Exhibit 99.4


                                 OMNICARE, INC.

                                OFFER TO EXCHANGE
               8 1/8% Series B Senior Subordinated Notes due 2011
                             for any and all of its
                    8 1/8% Senior Subordinated Notes due 2011



To Brokers, Dealers, Commercial
Banks, Trust Companies and
Other Nominees:

                  We are enclosing herewith an offer by Omnicare, Inc., a
Delaware corporation (the "Company"), to exchange its 8 1/8% Series B Senior
Subordinated Notes due 2011 (the "Exchange Notes") for any and all of its
outstanding 8 1/8% Senior Subordinated Notes due 2011 (the "Old Notes"), upon
the terms and subject to the conditions set forth in the accompanying
Prospectus, dated      , 2001 (the "Prospectus"), and related Letter of
Transmittal (which together with the Prospectus constitutes the "Exchange
Offer").

                  The Exchange Offer provides a procedure for holders to tender
the Old Notes by means of guaranteed delivery.

                  The Exchange Offer will expire at 5:00 p.m., New York City
time, on       , 2001, unless extended (the "Expiration Date"). Tendered Old
Notes may be withdrawn at any time prior to 5:00 p.m., New York City time, on
the Expiration Date.

                  Based on an interpretation by the staff of the Securities and
Exchange Commission, Exchange Notes issued pursuant to the Exchange Offer in
exchange for Old Notes may be offered for resale, resold and otherwise
transferred by holders thereof (other than any such holder which is an
"affiliate" of the Company within the meaning of Rule 405 under the Securities
Act or a "broker" or "dealer" registered under the Securities Exchange Act of
1934, as amended) without compliance with the registration and prospectus
delivery provisions of the Securities Act provided that such Exchange Notes are
acquired in the ordinary course of such holders' business and such holders have
no arrangement with any person to participate in the distribution of such
Exchange Notes. See the discussion in the Prospectus under "The Exchange
Offer--Purpose and Effect of the Exchange Offer."

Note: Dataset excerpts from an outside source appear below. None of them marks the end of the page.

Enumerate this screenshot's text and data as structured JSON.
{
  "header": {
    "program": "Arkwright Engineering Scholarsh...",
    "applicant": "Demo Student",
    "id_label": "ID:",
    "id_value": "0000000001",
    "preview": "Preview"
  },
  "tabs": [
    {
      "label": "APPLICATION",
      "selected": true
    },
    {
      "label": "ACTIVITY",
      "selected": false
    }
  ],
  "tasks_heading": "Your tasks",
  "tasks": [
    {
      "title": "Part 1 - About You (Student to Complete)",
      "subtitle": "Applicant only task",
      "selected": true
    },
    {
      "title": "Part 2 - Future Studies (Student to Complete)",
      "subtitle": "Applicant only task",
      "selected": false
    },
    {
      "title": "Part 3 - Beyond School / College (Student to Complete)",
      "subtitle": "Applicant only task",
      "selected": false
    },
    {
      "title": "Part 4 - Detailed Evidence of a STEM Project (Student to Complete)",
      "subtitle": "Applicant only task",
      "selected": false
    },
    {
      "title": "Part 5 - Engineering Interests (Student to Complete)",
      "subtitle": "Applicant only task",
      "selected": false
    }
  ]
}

                  The Exchange Offer is not conditioned on any minimum principal
amount of Old Notes being tendered.

                  Notwithstanding any other term of the Exchange Offer, the
Company will not be required to accept for exchange, or exchange Exchange Notes
for, any Old Notes not theretofore accepted for exchange, and may terminate or
amend the Exchange Offer as provided herein before the acceptance of such Old
Notes, if any of the conditions described in the Prospectus under "The Exchange
Offer--Terms of the Exchange Offer" exist.

                  The Company reserves the right not to accept tendered Old
Notes from any tendering holder if the Company determines, in its sole and
absolute discretion, that such acceptance could result in a violation of
applicable securities laws.

                  For your information and for forwarding to your clients for
whom you hold Old Notes registered in your name or in the name of your nominee,
we are enclosing the following documents:

                  1. A Prospectus dated        , 2001.

                  2. A Letter of Transmittal for your use and for the
information of your clients.








                  3. A printed form of letter which may be sent to your clients
for whose accounts you hold Old Notes registered in your name or in the name of
your nominee, with space provided for obtaining such clients' instructions with
regard to the Exchange Offer.

                  4. Guidelines for Certification of Taxpayer Identification
Number on Substitute Form W-9 of the Internal Revenue Service (included in
Letter of Transmittal).

                           WE URGE YOU TO CONTACT YOUR
                        CLIENTS AS PROMPTLY AS POSSIBLE.

                  Any inquiries you may have with respect to the Exchange Offer
may be addressed to, and additional copies of the enclosed materials may be
obtained from the Exchange Agent at the following telephone number: (615)
748-5324.

                                 Very truly yours,



                                 OMNICARE, INC.

NOTHING CONTAINED HEREIN OR IN THE ENCLOSED DOCUMENTS SHALL CONSTITUTE YOU AS
THE AGENT OF THE COMPANY, THE EXCHANGE AGENT OR ANY OTHER PERSON OR AUTHORIZE
YOU OR ANY OTHER PERSON TO USE ANY DOCUMENT OR MAKE ANY STATEMENT ON BEHALF OF
ANY OF THEM IN CONNECTION WITH THE EXCHANGE OFFER OTHER THAN THE DOCUMENTS
ENCLOSED HEREWITH AND THE STATEMENTS CONTAINED THEREIN.